Despite the promising results, local tumor control in this study was not comparable to that found in previous studies on TACE using miriplatin [7, 9–12]. This may be attributed to the profile of cases included in this study. The levels of tumor markers investigated in our study (AFP and DCP) were quite high, and these markers are known to be negative prognostic factors given their association with aggressive pathological features [22-24]. Previous clinical studies have also shown that cases with high AFP levels have poor prognoses [25, 26].

With regard to adverse events, CTCAE grades of AST and ALT elevation were significantly higher in the warmed group. There is no consensus on whether elevation of transaminase levels after treatment is caused by damage to normal liver parenchyma or tumor necrosis, so it is difficult to interpret these data. Elevation of transaminase levels was only transient and was managed conservatively. No significant difference was observed in other parameters. Moreover, no serious complications, such as liver infarction, liver abscess, and bile duct necrosis, were observed in either group. These findings indicate that adverse events of TACE using warmed miriplatin are only transient.

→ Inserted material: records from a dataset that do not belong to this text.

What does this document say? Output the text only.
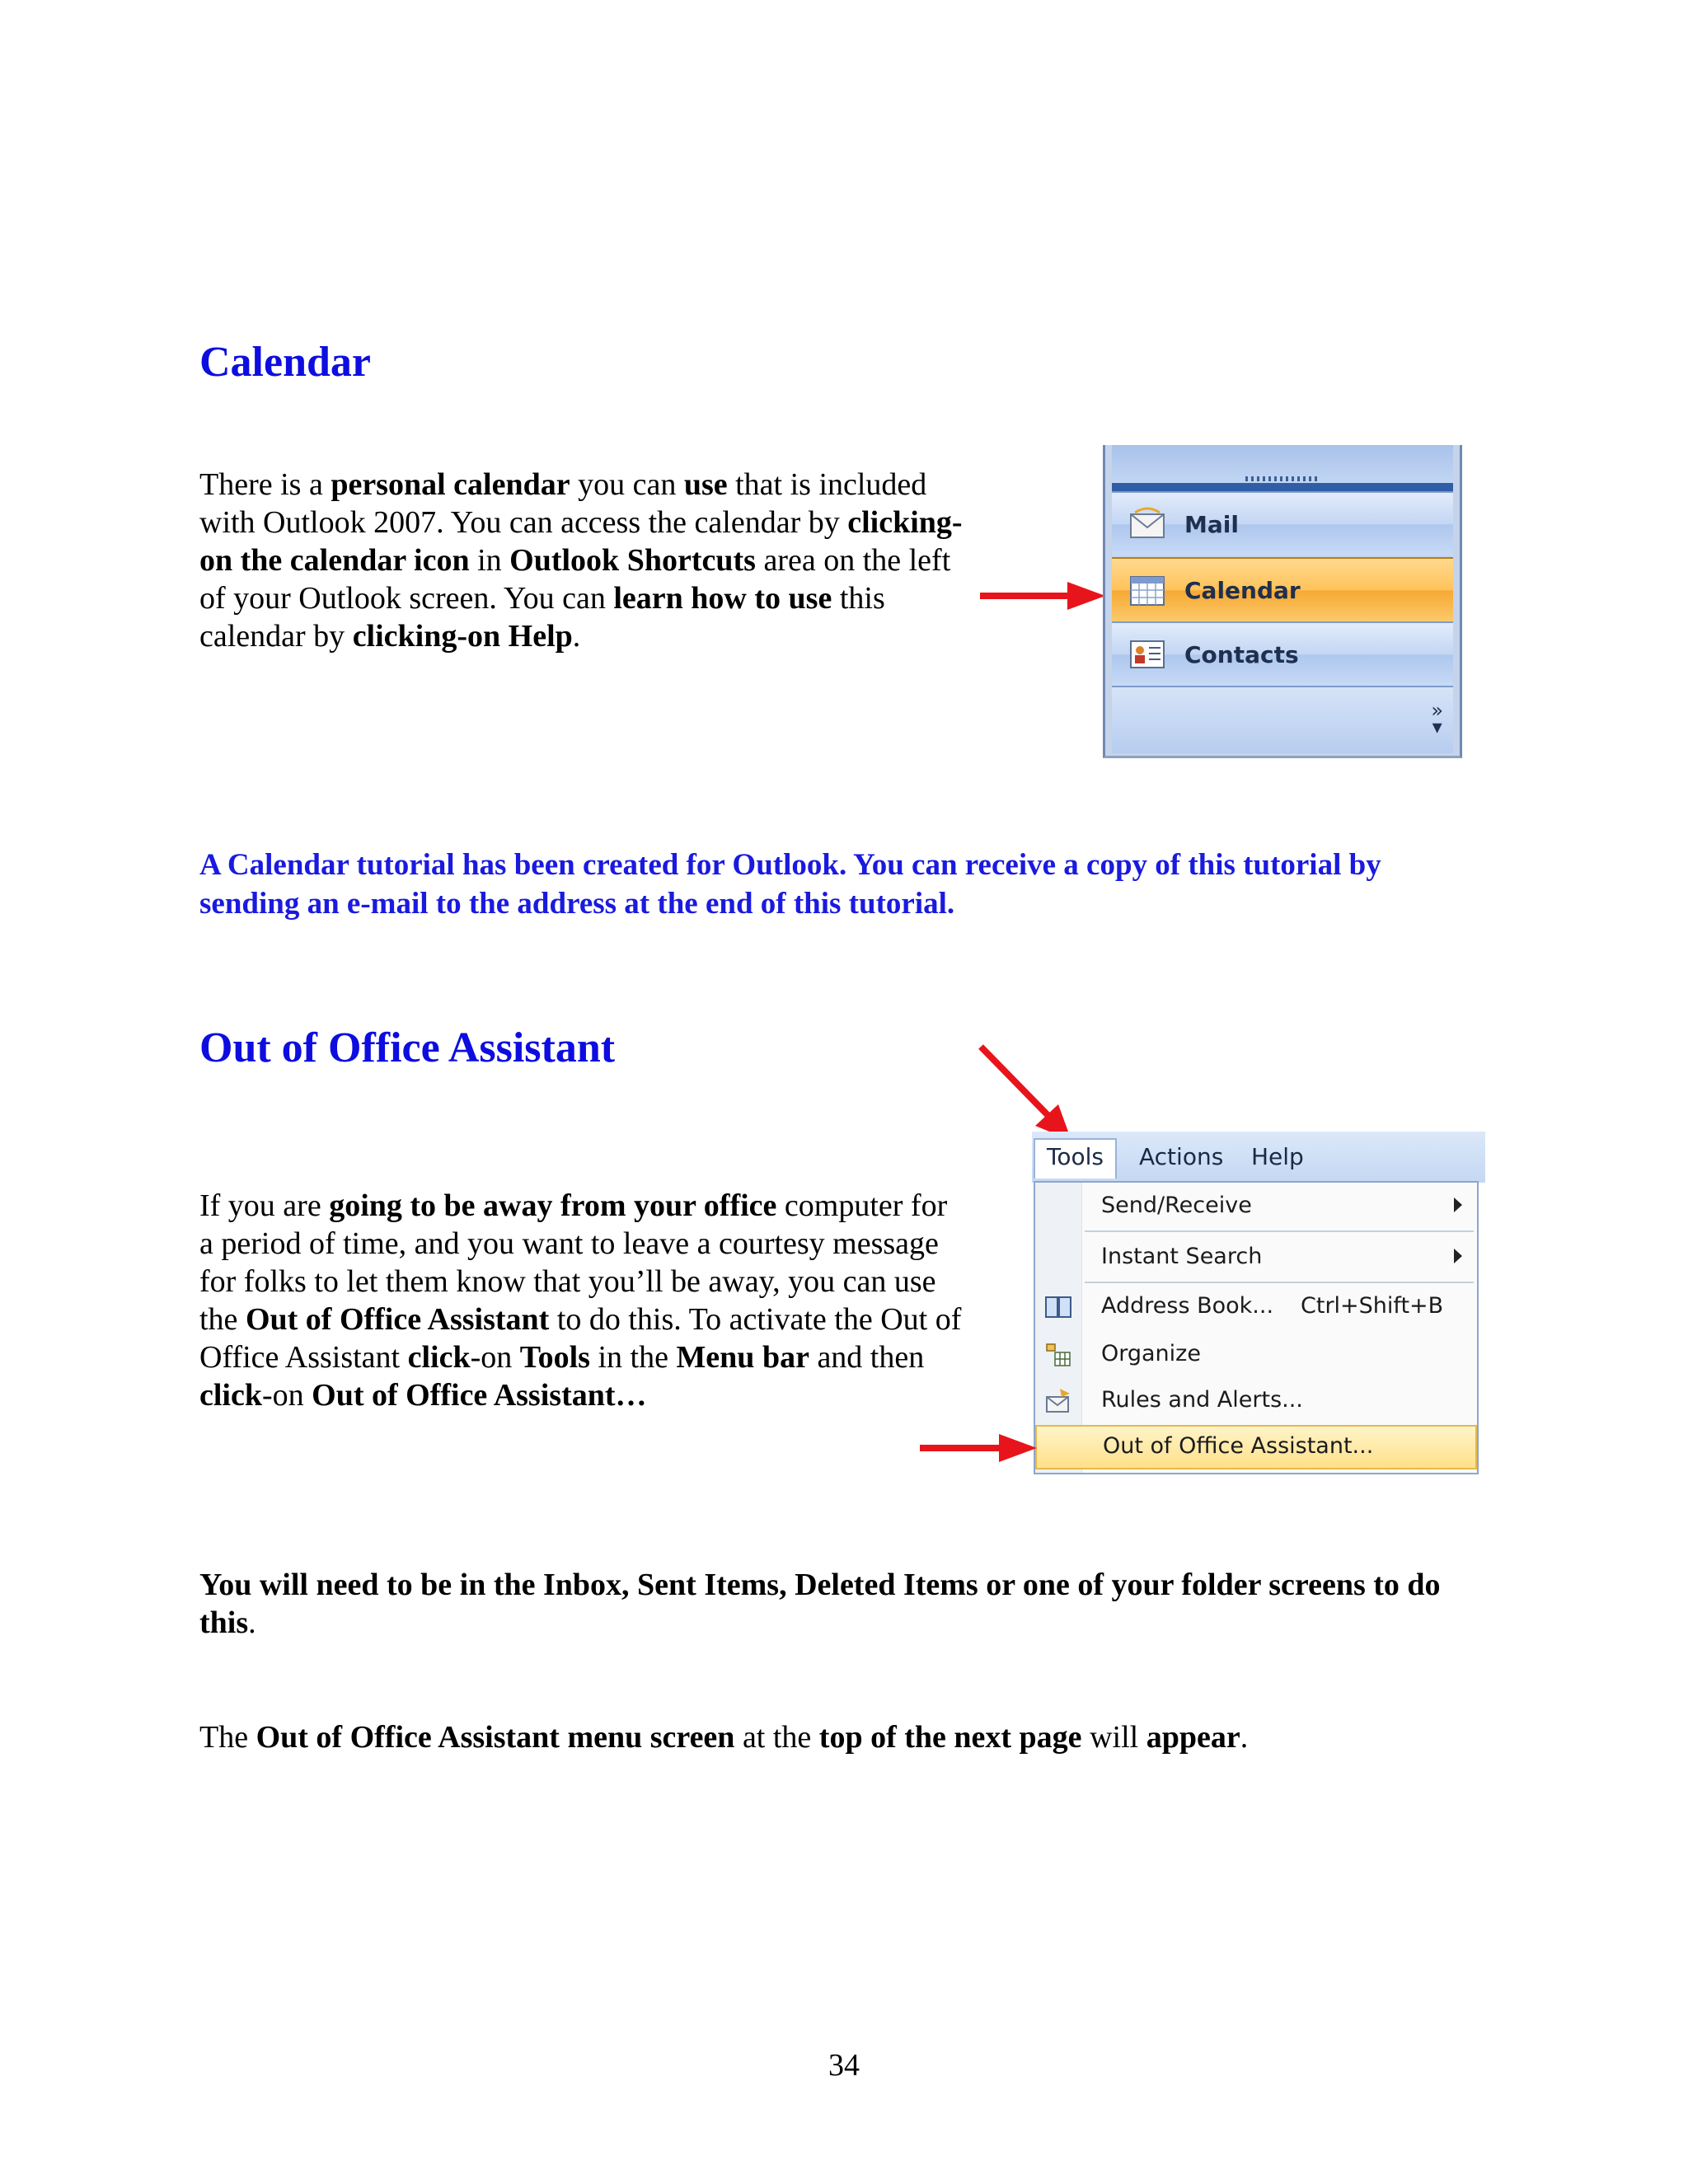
Calendar

There is a personal calendar you can use that is included with Outlook 2007. You can access the calendar by clicking-on the calendar icon in Outlook Shortcuts area on the left of your Outlook screen. You can learn how to use this calendar by clicking-on Help.

Mail
Calendar
Contacts
»
▾

A Calendar tutorial has been created for Outlook. You can receive a copy of this tutorial by sending an e-mail to the address at the end of this tutorial.

Out of Office Assistant

If you are going to be away from your office computer for a period of time, and you want to leave a courtesy message for folks to let them know that you’ll be away, you can use the Out of Office Assistant to do this. To activate the Out of Office Assistant click-on Tools in the Menu bar and then click-on Out of Office Assistant…

Tools	Actions Help
Send/Receive
Instant Search
Address Book... Ctrl+Shift+B
Organize
Rules and Alerts...
Out of Office Assistant...

You will need to be in the Inbox, Sent Items, Deleted Items or one of your folder screens to do this.

The Out of Office Assistant menu screen at the top of the next page will appear.

34
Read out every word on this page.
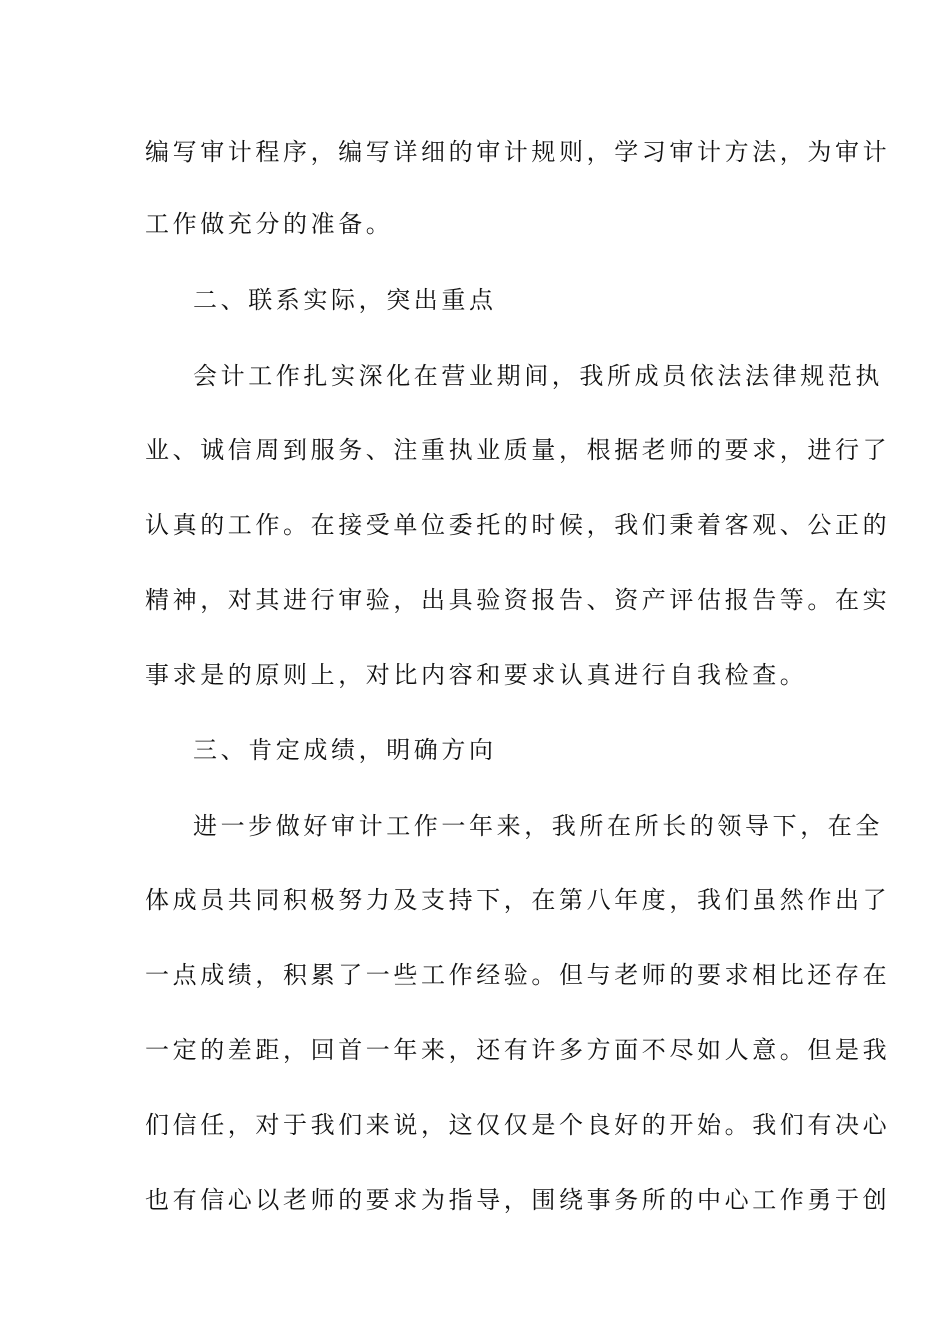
编写审计程序，编写详细的审计规则，学习审计方法，为审计
工作做充分的准备。
二、联系实际，突出重点
会计工作扎实深化在营业期间，我所成员依法法律规范执
业、诚信周到服务、注重执业质量，根据老师的要求，进行了
认真的工作。在接受单位委托的时候，我们秉着客观、公正的
精神，对其进行审验，出具验资报告、资产评估报告等。在实
事求是的原则上，对比内容和要求认真进行自我检查。
三、肯定成绩，明确方向
进一步做好审计工作一年来，我所在所长的领导下，在全
体成员共同积极努力及支持下，在第八年度，我们虽然作出了
一点成绩，积累了一些工作经验。但与老师的要求相比还存在
一定的差距，回首一年来，还有许多方面不尽如人意。但是我
们信任，对于我们来说，这仅仅是个良好的开始。我们有决心
也有信心以老师的要求为指导，围绕事务所的中心工作勇于创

Our findings provide evidence that warmed miriplatin can improve the efficacy of TACE; however, this study has some limitations. First, it is a retrospective study, and a randomized controlled study should be considered to further support these findings. There was asymmetry in the numbers of nodules treated in the nonwarmed and warmed groups, which was inevitable given the nature of a retrospective study. This study presented preliminary results on the efficacy of TACE using warmed miriplatin, and a prospective clinical trial is going to be conducted. Second, in order to establish the advantage of using miriplatin, the relationship between survival benefit and repeatability of TACE should be demonstrated. Moreover, the efficacy of TACE using warmed miriplatin should be compared with TACE using other agents or microspheres.

5. Conclusions

This study demonstrated the safety and improved efficacy of TACE using warmed miriplatin compared to nonwarmed miriplatin for the treatment of HCC.